Lengthy battery life, limited specs and a light chassis characterise the average netbook. But PC Advisor finds that not all fit the mould, in our round-up of eight top models.
Netbooks group test: What to expect
Most netbooks have the same predictable component specification. Expect to find a 1.6GHz Intel Atom processor, Windows XP Home, 1GB of RAM, a 160GB hard drive, three USB ports, a VGA port and an SD Card reader. For graphics, it's hard to avoid the Intel GMA 950 integrated processor.
You can expect enough speed for word processing, editing spreadsheets and, naturally, surfing the web. A trio of USB ports and a memory card slot makes it straightforward to connect a digital camera. The graphics chip won't be able to handle 3D games but playing online Java and Flash games is possible, as is YouTube playback.
It's online, as the name suggests, where a netbook comes into its own. With just a web browser, the world of email, social networking, online auctions, search engines, forums and breaking news updates are open to you. Just add an instant-messaging program, such as AIM or Yahoo Instant Messenger, for real-time chat.
And then there's Skype and other VoIP services. All netbooks come fitted with at least a 0.3Mp (640x480) webcam in the screen bezel, along with a small microphone.

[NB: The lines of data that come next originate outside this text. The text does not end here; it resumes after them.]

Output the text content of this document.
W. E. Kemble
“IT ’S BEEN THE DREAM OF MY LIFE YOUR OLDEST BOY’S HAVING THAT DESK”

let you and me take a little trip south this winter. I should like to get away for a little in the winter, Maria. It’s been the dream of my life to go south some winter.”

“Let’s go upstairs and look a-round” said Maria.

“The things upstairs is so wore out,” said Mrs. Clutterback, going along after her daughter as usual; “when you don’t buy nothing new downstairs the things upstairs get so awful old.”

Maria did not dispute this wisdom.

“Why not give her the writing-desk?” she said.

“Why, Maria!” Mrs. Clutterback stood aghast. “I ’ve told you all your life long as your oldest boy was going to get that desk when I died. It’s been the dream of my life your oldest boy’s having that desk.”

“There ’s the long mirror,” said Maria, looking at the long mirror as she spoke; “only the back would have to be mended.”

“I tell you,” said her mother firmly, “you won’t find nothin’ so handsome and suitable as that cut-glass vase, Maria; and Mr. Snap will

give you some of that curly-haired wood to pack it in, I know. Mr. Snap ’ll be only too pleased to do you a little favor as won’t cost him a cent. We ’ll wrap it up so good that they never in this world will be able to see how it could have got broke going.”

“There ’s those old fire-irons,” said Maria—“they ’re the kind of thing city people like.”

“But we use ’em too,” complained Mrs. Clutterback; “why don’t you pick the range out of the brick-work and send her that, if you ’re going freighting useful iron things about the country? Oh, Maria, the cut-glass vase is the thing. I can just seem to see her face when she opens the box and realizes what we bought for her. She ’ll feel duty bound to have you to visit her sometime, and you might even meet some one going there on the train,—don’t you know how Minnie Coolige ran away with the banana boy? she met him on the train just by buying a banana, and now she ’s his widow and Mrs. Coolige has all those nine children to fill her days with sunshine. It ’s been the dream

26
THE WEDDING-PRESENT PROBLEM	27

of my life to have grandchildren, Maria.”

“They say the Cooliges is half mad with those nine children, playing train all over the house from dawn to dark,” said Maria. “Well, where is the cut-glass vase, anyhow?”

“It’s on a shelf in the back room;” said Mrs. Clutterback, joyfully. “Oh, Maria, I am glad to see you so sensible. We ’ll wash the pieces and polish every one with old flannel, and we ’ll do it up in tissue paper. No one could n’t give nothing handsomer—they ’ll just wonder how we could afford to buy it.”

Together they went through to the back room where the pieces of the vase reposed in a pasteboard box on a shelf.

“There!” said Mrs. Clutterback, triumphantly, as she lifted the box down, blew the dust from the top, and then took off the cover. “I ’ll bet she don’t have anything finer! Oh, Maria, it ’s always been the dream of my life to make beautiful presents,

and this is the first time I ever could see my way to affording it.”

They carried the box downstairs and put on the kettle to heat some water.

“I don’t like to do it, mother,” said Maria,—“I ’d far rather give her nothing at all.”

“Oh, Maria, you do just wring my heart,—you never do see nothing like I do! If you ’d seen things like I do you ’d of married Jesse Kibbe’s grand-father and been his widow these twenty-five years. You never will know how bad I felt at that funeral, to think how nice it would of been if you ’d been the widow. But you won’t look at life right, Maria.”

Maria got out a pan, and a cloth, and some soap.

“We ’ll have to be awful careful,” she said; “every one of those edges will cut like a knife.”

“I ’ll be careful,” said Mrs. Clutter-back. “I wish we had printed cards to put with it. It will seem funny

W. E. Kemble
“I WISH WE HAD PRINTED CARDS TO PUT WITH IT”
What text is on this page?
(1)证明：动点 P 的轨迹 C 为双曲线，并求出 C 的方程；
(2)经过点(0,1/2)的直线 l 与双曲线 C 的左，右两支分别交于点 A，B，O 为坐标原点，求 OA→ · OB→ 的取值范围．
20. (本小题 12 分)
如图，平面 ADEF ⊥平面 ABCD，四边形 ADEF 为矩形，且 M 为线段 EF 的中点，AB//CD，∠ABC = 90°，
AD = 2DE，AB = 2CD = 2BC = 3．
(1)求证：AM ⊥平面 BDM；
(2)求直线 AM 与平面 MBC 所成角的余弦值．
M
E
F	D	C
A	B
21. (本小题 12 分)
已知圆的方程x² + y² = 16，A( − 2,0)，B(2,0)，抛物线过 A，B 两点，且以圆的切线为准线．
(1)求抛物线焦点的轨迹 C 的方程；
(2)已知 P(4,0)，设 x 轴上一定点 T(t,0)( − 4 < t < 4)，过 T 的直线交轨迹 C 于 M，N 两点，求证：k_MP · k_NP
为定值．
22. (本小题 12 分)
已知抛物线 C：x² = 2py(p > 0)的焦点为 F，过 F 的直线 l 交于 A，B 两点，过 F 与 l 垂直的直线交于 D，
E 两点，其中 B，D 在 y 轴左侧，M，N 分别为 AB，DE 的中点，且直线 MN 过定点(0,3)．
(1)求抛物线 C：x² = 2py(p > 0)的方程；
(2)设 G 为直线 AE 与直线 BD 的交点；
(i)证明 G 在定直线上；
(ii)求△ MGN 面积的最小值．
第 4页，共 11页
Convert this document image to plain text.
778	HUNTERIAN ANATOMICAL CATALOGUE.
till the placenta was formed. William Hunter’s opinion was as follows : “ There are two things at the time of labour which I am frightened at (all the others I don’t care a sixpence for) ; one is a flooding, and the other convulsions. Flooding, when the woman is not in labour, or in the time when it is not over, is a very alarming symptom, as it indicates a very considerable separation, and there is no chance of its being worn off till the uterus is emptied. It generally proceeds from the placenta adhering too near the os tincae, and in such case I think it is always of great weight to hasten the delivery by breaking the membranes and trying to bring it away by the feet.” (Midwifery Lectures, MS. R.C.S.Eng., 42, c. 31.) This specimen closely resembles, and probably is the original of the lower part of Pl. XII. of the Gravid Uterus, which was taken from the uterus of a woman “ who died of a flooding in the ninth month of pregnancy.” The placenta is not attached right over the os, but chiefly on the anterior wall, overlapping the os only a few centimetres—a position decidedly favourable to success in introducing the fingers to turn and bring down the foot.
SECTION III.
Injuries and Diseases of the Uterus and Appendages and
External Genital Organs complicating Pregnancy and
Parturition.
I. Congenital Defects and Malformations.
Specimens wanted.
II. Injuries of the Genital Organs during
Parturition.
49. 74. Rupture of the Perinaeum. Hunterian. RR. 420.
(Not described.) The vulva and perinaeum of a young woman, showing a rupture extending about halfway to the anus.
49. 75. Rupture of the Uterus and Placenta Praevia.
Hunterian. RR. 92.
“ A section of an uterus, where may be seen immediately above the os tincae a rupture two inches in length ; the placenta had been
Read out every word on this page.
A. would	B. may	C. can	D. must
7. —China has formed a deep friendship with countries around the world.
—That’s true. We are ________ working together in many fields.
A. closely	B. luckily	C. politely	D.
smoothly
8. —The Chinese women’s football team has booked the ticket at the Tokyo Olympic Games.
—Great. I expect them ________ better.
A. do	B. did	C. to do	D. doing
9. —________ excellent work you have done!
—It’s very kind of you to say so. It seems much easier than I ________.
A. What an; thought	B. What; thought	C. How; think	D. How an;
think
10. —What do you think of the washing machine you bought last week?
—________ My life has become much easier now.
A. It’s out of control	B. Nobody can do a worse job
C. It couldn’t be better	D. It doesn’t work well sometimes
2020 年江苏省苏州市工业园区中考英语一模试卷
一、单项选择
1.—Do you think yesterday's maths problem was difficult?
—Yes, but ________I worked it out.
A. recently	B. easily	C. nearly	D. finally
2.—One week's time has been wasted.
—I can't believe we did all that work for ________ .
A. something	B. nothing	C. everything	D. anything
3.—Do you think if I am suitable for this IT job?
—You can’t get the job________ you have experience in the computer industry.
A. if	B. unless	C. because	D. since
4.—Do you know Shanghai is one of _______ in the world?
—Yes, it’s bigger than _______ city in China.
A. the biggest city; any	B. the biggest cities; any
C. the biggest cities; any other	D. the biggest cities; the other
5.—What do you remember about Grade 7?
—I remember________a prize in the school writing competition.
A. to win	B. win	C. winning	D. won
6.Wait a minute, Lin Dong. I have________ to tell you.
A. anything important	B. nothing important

So, provided you have a web connection, you can video- or voice-chat with friends, family and colleagues anywhere in the world. Some netbooks include 1.3Mp cameras, enabling HD-size video, although VoIP programs will downscale this anyway.
Expect to see at least 802.11g wireless connectivity, allowing data transfer speeds of around 20 megabits per second (Mbps). Some better-spec models include wireless draft-n, giving around 100Mbps connections. While this speed isn't necessary for web connections, it can speed up big file transfers on your local wireless network.
Bluetooth is often optional. If you want to use a wireless mouse or connect your mobile phone, Bluetooth will prove handy.
The keyboard and trackpad are also crucial interface points. Look for a firm, unflexing keyboard with good key action, as large as the netbook allows. The trackpad should be precise and responsive to your fingertip movements. Some netbooks have low-grade pads that make propelling the cursor around the screen an ordeal.
Also check the click buttons fit with your work style. Most people like these as close to the edge of the palm rest area as possible. A soft-to-press but positive action makes for a comfortable user experience.
Netbooks are one of the most popular types of computer around, so you can expect to be able to find a range of display samples at your local PC store - it's worth spending some hands-on time seeing which designs you find the most usable.
Multitouch is a new feature but, given the small size of trackpads, pinch-to-zoom and similar actions are rarely successful. Two-finger scrolling can be handy, however.
Netbooks group test: Life on the road
Last, and far from least in importance, is battery life. Unlike full-size laptops, which can spend most of their time sitting on a desk connected to mains power, netbooks are designed to be carried around. Good battery life is essential, and we're now finally starting to see unplugged usage figures exceed the three-hour mark.
Look for six-cell batteries, offering twice the runtime of the (admittedly sleeker and lighter) three-cell version. With a good battery pack strapped on, you can now expect upwards of six or seven hours of untethered netbook fun. The Samsung N110 can last an amazing 595 mins.